On both occasions, the accomplices of communism in Hungary were foreign-funded agent networks that attacked with mental and physical violence and served foreign interests, he added.

According to László Kövér, the shocking anti-Christianity that is gnawing in the Western world today, the proliferation of ideologies alien to reality that deny basic biological, economic and cultural facts, the increasingly open opposition to private property or even the appearance of political terror groups are nothing more than an attempt to return to communist ideas and practice.

He put it this way: the communist idea is not merely returning to the West, but is actually returning home.

"We Hungarians have known for sure since then: wherever the communist fluke rears its head, violence, suffering, oppression and looting always come in its wake," he said, adding that in the three decades that have passed since the fall of communism, the Western political elite has part of it constantly relativizes the crimes of communism.

The President of the Parliament noted: in the Western world, there is continuous propaganda denying the reality of the biological specificity of men and women, the most important goal of which is to destroy the concept and institution of the family based on the union of love between a man and a woman.
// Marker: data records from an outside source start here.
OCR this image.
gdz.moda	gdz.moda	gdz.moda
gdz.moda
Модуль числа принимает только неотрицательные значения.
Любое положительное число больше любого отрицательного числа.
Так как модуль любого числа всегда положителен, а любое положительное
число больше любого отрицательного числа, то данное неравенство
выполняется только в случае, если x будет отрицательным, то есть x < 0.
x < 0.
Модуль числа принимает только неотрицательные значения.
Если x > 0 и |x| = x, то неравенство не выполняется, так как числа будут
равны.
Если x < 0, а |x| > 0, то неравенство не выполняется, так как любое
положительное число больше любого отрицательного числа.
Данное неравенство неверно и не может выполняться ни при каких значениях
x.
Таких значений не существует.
The denial of the economic reality of private property and value-creating work is also getting louder, and the attempt to destroy the Christian cultural value system is also taking place more and more openly and aggressively, he said.
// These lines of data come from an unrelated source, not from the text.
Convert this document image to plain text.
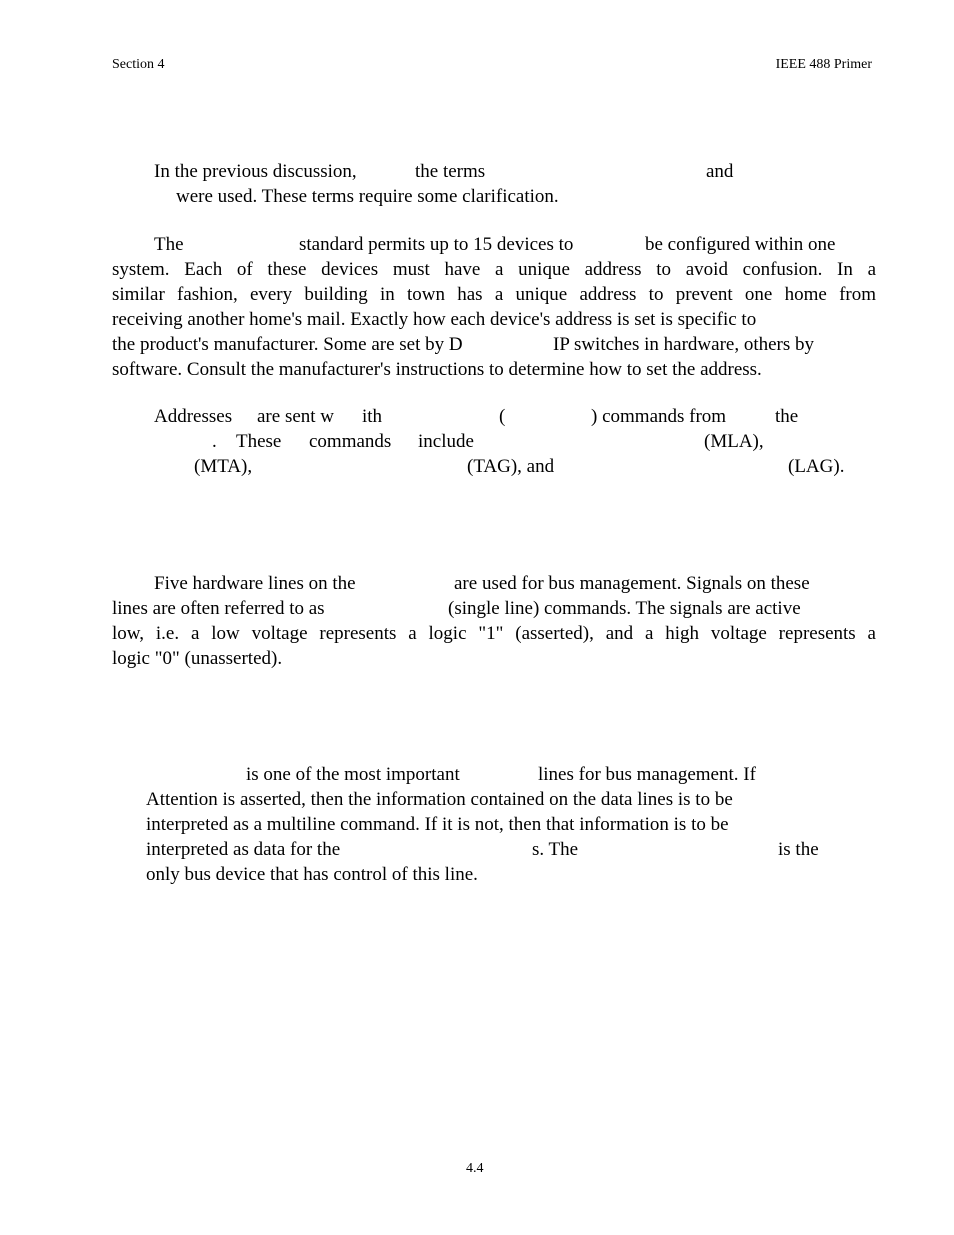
Section 4	IEEE 488 Primer
In the previous discussion,	the terms	and
were used. These terms require some clarification.
The	standard permits up to 15 devices to	be configured within one
system. Each of these devices must have a unique address to avoid confusion. In a
similar fashion, every building in town has a unique address to prevent one home from
receiving another home's mail. Exactly how each device's address is set is specific to
the product's manufacturer. Some are set by D	IP switches in hardware, others by
software. Consult the manufacturer's instructions to determine how to set the address.
Addresses are sent w ith	(	) commands from	the
. These commands include	(MLA),
(MTA),	(TAG), and	(LAG).
Five hardware lines on the	are used for bus management. Signals on these
lines are often referred to as	(single line) commands. The signals are active
low, i.e. a low voltage represents a logic "1" (asserted), and a high voltage represents a
logic "0" (unasserted).
is one of the most important	lines for bus management. If
Attention is asserted, then the information contained on the data lines is to be
interpreted as a multiline command. If it is not, then that information is to be
interpreted as data for the	s. The	is the
only bus device that has control of this line.
4.4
László Kövér assessed that common sense, the common good and the public interest are under constant siege in the countries of the Western world.

The speaker emphasized: the sacrifice of our predecessors and the hope of our successors, among other things, require us to protect the democratic legitimacy and political capacity of our state, which is at the service of the public good, public power and our national interests, under all circumstances.

He also called it desirable that no one should ever be able to abolish Hungarian parliamentary democracy, and that Hungary should contribute to the creation of a new balance of power between states and global private powers in the Western world according to its possibilities and strength.

László Kövér also touched on the fact that Friday was the first anniversary of the war in Ukraine.

He noted:

the war will not have a military or political winner, but there are already financial winners, the creditor interest groups outside Europe, declared the President of the Parliament.

Béla Turi-Kovács, the president of the Small Farmer Civic Association, recalled in his greeting: when Béla Kovács, the former general secretary of the Independent Small Farmer Party and a prominent member of the Hungarian Parliament, was taken away in 1947, it became obvious that our sovereignty had ceased.

Réka Földváryné Kiss, the president of the National Remembrance Committee, explained that the abduction of Béla Kovács was an unprecedented violation of the law, as well as the destruction of the democratic national elite fighting for the country's independence, in other words, the most important step in the elimination of the non-communist national independence governmental alternative.

If there is no memory, storytelling, then there is no identity, he declared, pointing out that the communist dictatorship wanted to take not only lives, but also the possibility of common remembrance.

According to Réka Földváryné Kiss, it is important to retell the stories that have been silenced for decades, doomed to be forgotten, because "being able to remember together is the basis of our common national identity".

At the end of the commemoration organized by the Office of the Parliament, the Rákóczi Association and the Kisgazda Civic Association, László Kövér, Béla Turi-Kovács, Réka Földváryné Kiss, as well as Csáky Csongor, president of the Rákóczi Association and Géza László Sömjéni, president of the Freedom Fighters Public Foundation, laid a wreath at the memorial. .

Five hundred students also placed commemorative flowers at the statue, representing the secondary school organizations of the Rákóczi Association in the Carpathian Basin.